Assessment of the potential of a range of microhabitats for use as seed production areas in moderately degraded rangelands in semiarid AustraliaJudith M. Bean A B D , Gavin J. Melville A and Ronald B. Hacker A C
A Trangie Agricultural Research Centre, PMB 19, Trangie, NSW 2823, Australia.
B Present address: PO Box 578, Gunnedah, NSW 2380, Australia.
C Present address: Tenambit, NSW 2323, Australia.
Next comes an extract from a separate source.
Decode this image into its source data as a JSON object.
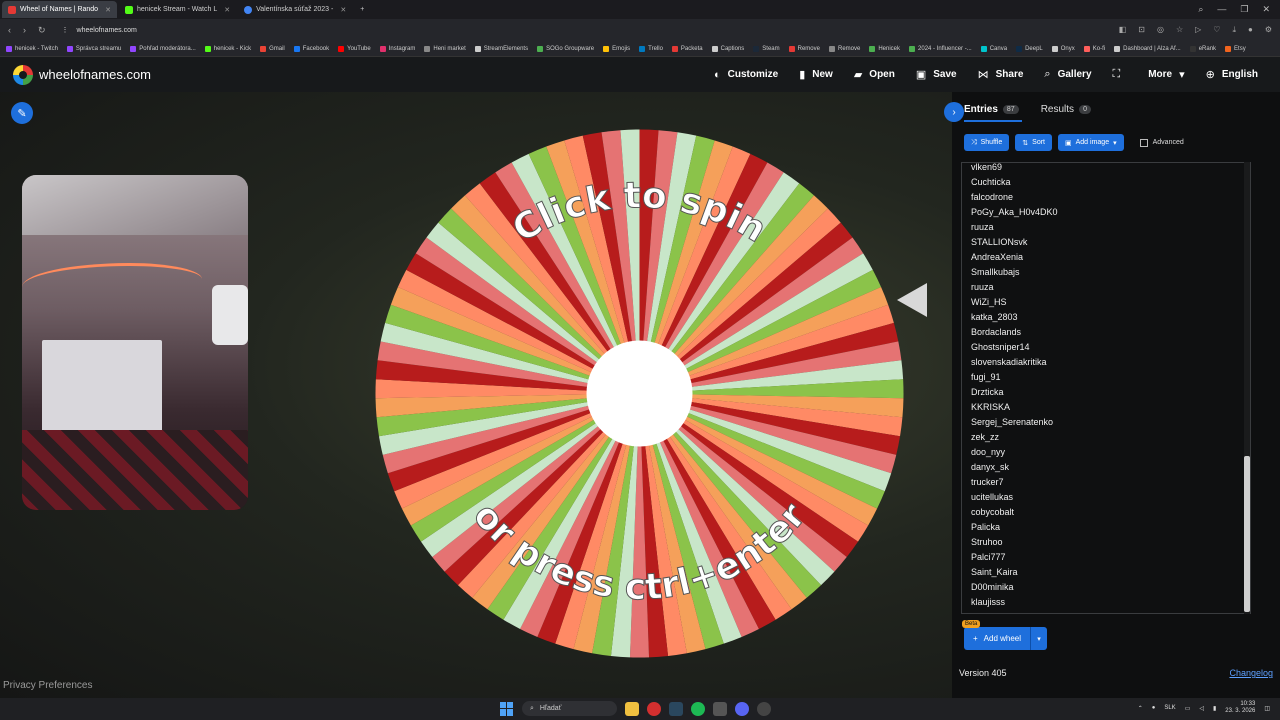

D Corresponding author. Email: email@example.com
The Rangeland Journal 39(1) 49-58 https://doi.org/10.1071/RJ16095
Submitted: 13 September 2016 Accepted: 19 December 2016 Published: 27 January 2017
Previous studies in mulga country with hard-setting red earth soils in north-west New South Wales, Australia, have demonstrated that small fenced seed production areas on local high points can contribute to regeneration of native perennial vegetation, and increases in the soil seedbank, on surrounding slopes. In this study the potential of seven microhabitats in this environment, each replicated twice, for use as seed production areas was assessed indirectly by a study of their functional characteristics and vegetation dynamics. Indices of landscape function (stability, infiltration and nutrient cycling) were determined for each of the 14 sites at the time of fencing and at the end of the study, over 2 years later, by determining the extent and surface characteristics of 53 surface types (in total) along three parallel transects within each site. Variation in establishment and survival of ground storey species among surface types was examined by co-ordination of all plants within belts centred on the line transects. At the start of the study landscape function indices for the ‘rocky ridge with rock outcrop’ microhabitat were not significantly higher than all, or some, other microhabitats. By the end of the study two of the three indices for this microhabitat were significantly higher than for all other microhabitats. This microhabitat also favoured the establishment and survival of the pastorally preferred species Monachather paradoxus Steud and Thyridolepis mitchelliana (Nees) S.T. Blake but did not favour establishment and survival of the pastorally unpreferred species Aristida jerichoensis (Domin) Henrad and Austrostipa variabilis (Hughes) S.W.L. Jacobs and J. Everett. This microhabitat was characterised by extensive areas of ‘water catchment’ surface types associated with in-situ rock outcrop, which facilitated the observed vegetation dynamics. This ‘rocky ridge with rock outcrop’ microhabitat occurs on local high points in the landscape and is readily recognised. It is therefore ideally suited for use as fenced seed production areas to assist rangeland regeneration.
Additional keywords: establishment, landscape function, rangeland regeneration, survival.